About a week or so into camp, I could already notice the mental shift happening inside of me. I saw the biggest change in my attitude regarding being surrounded by people all of the time. My whole life, I’ve had the luxury of being able to be in my own space and to “get away” whenever I wanted to be alone. I always had my own things and my own space, and getting used to sharing my time and space with others took some getting used to. But as the days turned into weeks, I began looking forward to these group settings and I enjoyed the constant buzz of people around me. I loved our late night chats after lights went out, and I appreciated having people who would share their sunscreen with me when I ran out.
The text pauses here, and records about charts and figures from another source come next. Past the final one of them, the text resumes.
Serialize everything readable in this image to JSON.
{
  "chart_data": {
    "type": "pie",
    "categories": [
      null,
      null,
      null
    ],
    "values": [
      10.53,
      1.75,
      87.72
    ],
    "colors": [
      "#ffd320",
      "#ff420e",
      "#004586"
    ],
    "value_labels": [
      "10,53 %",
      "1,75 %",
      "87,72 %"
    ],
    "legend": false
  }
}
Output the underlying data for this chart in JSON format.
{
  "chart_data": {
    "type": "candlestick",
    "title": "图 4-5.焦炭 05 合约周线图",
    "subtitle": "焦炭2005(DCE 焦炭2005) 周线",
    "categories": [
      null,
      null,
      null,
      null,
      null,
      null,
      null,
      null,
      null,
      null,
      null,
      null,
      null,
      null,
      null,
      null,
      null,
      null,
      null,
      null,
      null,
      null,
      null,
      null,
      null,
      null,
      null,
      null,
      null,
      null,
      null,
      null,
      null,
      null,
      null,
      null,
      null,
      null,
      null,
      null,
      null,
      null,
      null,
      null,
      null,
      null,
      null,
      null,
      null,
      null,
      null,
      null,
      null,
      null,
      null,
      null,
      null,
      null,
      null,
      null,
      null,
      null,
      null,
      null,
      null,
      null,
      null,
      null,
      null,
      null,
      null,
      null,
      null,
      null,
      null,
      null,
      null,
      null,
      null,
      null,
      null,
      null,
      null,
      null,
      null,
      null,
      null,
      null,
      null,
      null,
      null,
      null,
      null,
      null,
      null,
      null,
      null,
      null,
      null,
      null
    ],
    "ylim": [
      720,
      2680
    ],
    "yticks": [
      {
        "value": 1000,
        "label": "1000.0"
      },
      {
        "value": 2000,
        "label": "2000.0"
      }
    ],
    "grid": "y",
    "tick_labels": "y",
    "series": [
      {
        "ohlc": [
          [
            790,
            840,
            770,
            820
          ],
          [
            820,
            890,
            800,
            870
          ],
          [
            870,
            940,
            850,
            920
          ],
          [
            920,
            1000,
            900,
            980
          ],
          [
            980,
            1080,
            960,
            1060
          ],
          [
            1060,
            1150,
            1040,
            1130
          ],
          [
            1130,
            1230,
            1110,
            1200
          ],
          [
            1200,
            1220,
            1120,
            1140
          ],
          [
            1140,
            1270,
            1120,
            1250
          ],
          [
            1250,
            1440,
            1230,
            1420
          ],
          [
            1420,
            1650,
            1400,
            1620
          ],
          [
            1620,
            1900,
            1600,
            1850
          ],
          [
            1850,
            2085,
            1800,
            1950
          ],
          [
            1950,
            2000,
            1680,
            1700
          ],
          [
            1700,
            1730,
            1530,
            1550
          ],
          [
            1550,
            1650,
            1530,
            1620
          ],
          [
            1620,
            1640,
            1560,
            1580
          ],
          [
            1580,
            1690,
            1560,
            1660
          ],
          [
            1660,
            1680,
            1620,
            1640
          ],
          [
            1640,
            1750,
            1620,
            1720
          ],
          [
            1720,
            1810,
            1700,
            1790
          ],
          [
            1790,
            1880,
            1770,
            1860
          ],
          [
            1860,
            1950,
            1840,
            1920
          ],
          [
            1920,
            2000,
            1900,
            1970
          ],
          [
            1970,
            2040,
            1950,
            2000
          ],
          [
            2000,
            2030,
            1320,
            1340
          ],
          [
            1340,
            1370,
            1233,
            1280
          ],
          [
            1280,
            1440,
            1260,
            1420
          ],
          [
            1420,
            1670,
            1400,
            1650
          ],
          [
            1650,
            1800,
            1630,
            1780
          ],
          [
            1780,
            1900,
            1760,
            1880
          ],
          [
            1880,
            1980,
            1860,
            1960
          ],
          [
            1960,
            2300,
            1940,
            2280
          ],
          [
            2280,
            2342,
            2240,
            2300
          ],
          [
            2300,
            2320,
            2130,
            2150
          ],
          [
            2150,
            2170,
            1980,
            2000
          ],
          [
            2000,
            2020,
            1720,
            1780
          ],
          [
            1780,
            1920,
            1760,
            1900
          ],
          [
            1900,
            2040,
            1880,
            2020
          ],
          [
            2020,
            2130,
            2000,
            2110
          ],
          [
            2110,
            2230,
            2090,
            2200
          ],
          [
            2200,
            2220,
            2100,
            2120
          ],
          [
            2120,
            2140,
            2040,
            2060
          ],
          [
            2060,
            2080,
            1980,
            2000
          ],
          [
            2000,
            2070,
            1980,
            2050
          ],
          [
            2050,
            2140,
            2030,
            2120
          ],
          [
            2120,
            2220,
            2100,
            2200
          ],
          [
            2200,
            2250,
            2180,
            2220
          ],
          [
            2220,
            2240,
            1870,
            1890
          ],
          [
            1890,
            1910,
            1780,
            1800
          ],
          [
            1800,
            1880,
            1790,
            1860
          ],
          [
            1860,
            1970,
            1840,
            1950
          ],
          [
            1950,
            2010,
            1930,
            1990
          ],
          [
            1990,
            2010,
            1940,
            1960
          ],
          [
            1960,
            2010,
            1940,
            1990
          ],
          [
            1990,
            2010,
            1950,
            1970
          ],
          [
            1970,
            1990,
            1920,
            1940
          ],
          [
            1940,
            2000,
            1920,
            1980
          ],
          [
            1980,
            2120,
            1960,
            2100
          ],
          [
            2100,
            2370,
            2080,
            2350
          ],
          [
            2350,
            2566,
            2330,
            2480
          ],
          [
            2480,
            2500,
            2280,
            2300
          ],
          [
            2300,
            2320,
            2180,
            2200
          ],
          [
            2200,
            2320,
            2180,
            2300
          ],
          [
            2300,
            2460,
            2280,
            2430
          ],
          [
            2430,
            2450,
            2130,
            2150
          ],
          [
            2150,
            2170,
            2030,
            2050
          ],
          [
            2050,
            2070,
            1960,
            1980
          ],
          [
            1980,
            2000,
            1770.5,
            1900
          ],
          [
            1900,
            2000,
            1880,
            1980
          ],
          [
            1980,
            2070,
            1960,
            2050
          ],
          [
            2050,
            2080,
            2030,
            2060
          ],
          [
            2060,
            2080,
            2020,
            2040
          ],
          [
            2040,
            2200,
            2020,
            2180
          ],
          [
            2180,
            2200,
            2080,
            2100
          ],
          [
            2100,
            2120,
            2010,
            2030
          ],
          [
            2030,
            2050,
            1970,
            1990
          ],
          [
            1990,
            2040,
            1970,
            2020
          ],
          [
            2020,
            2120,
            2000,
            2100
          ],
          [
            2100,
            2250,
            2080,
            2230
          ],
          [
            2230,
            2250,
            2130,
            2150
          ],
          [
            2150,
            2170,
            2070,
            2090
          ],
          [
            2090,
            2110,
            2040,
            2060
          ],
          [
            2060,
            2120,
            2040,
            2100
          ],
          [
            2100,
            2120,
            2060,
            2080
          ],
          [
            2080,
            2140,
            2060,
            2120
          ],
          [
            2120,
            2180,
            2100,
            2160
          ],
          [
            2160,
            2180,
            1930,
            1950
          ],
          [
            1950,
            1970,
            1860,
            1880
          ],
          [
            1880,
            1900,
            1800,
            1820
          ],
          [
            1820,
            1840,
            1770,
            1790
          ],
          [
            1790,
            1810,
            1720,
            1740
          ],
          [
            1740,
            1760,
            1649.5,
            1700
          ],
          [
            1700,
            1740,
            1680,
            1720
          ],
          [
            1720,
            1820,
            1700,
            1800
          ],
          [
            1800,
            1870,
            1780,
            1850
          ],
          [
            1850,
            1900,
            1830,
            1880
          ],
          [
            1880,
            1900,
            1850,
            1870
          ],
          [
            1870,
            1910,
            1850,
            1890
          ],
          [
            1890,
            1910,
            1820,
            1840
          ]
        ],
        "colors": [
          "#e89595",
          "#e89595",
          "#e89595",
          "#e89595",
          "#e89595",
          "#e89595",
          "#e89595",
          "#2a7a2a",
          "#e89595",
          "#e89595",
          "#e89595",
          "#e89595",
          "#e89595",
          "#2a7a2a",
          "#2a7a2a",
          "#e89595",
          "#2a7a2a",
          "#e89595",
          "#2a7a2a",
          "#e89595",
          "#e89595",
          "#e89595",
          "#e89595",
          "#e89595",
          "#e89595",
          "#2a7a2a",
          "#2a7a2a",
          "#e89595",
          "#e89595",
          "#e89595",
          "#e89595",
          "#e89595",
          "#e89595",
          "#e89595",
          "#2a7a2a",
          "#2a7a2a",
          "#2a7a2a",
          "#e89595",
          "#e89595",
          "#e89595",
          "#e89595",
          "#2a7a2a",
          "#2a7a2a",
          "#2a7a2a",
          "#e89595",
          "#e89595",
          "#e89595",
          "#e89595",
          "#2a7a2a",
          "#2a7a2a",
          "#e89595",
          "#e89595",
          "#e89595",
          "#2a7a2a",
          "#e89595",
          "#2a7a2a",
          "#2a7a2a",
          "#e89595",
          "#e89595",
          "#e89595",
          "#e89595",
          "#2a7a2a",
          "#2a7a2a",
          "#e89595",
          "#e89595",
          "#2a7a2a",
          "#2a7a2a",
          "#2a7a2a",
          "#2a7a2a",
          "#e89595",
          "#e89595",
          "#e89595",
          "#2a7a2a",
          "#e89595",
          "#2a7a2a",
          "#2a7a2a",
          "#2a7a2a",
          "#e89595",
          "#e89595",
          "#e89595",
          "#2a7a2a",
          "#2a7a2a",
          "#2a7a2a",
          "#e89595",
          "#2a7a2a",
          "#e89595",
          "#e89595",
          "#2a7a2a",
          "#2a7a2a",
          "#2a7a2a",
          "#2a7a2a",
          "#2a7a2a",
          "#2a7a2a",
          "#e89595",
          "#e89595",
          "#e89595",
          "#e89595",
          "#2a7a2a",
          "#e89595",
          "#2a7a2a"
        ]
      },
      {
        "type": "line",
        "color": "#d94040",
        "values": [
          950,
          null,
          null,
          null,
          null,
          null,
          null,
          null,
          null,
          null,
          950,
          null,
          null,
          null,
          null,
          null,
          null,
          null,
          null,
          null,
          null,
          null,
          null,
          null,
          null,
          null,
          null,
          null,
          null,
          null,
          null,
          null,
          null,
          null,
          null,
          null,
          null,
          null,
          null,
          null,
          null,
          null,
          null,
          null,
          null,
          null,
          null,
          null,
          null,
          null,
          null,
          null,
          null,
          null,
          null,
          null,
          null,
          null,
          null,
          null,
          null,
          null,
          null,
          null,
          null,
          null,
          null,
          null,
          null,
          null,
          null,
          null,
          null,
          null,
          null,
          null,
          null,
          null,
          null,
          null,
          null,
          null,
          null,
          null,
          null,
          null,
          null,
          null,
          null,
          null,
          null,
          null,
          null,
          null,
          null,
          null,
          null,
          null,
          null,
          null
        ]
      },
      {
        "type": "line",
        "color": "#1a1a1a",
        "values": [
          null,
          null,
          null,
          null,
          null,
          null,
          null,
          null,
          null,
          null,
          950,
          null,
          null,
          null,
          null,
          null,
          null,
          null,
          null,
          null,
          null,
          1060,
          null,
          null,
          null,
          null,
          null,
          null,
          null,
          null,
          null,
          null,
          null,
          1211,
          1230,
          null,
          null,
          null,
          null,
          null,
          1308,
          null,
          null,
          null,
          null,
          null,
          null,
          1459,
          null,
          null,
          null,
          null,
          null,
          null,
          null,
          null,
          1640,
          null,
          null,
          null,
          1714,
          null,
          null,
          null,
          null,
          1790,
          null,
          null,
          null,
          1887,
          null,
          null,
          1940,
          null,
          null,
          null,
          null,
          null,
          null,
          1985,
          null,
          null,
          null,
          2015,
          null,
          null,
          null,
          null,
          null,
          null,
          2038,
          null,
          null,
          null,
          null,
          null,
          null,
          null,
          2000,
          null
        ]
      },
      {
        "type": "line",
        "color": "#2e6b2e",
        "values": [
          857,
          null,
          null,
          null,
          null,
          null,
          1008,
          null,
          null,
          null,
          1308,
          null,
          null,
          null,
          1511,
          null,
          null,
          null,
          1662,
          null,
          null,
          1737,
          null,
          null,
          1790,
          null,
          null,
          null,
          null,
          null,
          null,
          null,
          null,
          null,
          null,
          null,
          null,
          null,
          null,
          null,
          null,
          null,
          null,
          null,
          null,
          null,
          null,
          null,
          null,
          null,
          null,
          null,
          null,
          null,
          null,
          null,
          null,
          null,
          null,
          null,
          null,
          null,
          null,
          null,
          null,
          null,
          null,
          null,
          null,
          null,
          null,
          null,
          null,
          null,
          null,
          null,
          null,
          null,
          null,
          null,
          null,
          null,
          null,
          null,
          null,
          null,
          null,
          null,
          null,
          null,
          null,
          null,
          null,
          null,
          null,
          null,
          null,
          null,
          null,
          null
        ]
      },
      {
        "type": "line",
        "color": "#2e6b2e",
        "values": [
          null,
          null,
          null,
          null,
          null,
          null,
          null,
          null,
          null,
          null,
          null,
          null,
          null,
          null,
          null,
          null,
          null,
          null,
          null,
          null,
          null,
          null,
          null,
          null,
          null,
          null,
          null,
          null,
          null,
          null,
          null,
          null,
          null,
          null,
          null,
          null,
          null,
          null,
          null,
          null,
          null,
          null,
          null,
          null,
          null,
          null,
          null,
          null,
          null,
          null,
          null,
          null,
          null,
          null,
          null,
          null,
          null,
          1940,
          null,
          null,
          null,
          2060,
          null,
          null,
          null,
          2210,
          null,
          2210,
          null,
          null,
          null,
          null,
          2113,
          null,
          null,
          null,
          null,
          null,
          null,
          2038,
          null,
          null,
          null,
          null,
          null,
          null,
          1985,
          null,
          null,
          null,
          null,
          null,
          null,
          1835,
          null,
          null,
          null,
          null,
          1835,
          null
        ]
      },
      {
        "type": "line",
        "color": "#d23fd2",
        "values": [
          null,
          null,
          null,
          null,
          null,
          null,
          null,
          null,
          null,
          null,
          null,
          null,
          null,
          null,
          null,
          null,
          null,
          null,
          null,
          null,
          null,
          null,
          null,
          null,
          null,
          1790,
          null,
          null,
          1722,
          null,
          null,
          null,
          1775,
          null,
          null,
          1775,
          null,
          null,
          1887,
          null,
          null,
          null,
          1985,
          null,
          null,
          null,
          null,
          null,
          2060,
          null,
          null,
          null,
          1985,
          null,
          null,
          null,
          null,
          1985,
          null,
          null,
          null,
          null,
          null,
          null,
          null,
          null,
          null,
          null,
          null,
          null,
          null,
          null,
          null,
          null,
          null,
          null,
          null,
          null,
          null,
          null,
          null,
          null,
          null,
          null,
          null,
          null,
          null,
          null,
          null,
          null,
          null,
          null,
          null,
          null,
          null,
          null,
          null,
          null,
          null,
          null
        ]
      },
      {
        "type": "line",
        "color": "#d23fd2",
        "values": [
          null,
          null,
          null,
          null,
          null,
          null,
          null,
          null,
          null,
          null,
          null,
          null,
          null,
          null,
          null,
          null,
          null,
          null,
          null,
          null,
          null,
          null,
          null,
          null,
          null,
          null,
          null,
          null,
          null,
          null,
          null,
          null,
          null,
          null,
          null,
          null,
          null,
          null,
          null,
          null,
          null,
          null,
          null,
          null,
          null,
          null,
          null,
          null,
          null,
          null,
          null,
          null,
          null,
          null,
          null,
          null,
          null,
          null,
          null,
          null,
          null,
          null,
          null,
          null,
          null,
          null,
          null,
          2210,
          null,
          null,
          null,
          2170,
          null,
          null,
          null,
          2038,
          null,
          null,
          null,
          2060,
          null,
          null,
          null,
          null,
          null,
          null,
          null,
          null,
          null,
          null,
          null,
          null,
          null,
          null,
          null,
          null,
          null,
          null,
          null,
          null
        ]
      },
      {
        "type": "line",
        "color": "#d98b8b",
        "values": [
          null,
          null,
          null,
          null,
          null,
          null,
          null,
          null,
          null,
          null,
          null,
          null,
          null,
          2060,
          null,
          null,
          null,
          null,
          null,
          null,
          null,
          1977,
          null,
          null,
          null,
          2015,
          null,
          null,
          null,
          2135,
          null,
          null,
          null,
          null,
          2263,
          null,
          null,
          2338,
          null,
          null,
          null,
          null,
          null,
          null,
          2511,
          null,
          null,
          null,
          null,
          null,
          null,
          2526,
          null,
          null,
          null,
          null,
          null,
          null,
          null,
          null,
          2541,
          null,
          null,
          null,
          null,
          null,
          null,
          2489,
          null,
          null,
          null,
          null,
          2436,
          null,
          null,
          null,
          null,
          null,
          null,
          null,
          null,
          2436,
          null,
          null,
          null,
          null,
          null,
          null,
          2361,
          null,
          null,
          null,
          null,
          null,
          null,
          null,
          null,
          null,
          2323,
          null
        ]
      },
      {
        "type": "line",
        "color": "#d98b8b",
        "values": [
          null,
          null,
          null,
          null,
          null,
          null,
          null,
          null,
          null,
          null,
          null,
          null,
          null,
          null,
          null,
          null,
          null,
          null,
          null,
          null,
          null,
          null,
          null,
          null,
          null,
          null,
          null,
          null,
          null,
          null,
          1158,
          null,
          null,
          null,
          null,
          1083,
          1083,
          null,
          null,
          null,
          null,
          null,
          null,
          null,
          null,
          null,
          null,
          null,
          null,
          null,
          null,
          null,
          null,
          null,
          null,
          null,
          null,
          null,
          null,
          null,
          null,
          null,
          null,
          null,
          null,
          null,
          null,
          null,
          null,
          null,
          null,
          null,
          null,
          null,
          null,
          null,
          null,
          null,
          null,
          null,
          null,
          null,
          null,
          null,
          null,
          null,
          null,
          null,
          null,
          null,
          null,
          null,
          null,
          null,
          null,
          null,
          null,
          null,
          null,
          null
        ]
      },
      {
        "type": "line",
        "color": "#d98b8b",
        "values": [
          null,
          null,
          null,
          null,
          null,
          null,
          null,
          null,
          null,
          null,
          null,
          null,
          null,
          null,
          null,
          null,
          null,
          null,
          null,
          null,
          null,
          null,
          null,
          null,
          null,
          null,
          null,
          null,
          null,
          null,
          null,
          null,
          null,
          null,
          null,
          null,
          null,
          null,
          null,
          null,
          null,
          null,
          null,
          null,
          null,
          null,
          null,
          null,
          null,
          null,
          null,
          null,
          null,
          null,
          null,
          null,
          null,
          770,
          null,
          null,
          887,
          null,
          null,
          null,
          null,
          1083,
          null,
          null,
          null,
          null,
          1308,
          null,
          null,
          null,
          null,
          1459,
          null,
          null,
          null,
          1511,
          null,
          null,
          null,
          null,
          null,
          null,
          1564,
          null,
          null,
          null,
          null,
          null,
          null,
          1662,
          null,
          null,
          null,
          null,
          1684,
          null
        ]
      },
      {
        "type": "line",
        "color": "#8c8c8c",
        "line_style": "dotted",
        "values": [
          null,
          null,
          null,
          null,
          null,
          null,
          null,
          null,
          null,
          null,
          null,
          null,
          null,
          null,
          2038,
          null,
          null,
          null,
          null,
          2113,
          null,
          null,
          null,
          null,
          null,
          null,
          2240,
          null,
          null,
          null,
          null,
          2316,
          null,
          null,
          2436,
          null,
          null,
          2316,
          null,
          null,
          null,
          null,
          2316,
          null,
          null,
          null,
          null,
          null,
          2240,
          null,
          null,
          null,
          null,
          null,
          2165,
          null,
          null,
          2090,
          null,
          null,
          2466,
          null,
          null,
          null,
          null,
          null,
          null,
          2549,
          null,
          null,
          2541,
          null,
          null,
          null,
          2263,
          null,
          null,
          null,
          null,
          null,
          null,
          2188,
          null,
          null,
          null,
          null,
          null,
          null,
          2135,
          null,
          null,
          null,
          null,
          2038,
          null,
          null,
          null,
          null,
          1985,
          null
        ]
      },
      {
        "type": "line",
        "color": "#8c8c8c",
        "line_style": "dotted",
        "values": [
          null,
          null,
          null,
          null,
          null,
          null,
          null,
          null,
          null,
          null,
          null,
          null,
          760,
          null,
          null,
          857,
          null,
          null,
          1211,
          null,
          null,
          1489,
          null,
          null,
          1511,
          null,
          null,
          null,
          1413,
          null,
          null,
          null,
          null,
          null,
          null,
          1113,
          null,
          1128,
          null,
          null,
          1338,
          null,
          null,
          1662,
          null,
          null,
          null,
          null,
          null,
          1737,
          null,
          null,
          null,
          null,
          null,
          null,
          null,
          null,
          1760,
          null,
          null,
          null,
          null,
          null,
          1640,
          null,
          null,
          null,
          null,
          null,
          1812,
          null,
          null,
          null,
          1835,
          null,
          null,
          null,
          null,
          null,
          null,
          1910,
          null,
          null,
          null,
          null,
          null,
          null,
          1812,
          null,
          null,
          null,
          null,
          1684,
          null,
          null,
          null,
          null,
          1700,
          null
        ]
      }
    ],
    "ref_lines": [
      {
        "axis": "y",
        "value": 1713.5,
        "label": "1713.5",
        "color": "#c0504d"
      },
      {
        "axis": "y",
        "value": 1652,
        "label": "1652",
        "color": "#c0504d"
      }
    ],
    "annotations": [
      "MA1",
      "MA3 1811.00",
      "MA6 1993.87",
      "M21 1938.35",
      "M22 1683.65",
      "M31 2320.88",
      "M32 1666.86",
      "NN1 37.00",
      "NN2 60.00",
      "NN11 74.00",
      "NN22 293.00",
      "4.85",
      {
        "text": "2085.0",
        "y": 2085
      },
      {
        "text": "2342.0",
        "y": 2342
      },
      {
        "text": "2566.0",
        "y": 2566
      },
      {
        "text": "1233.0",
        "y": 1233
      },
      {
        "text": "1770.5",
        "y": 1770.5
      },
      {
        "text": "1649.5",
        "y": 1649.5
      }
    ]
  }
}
Sharing space, time and things with people turned out to not be so bad after all.

 

At the end of camp, I felt like I had gained 50+ siblings, and a whole new set of character traits that will stay with me for the rest of my life. I am a more patient person because of camp. I am better at sharing, I compromise more, I’m more giving, more aware of my personal space, more accepting of people’s differences, and for that, I am eternally grateful.

 

I may be the only child at home, but since my summer at camp, I have plenty of camp siblings who are just a text, phone call or email away. Camp gave me much more than just a summer away from home; it has strengthened my character and given me lifelong friends.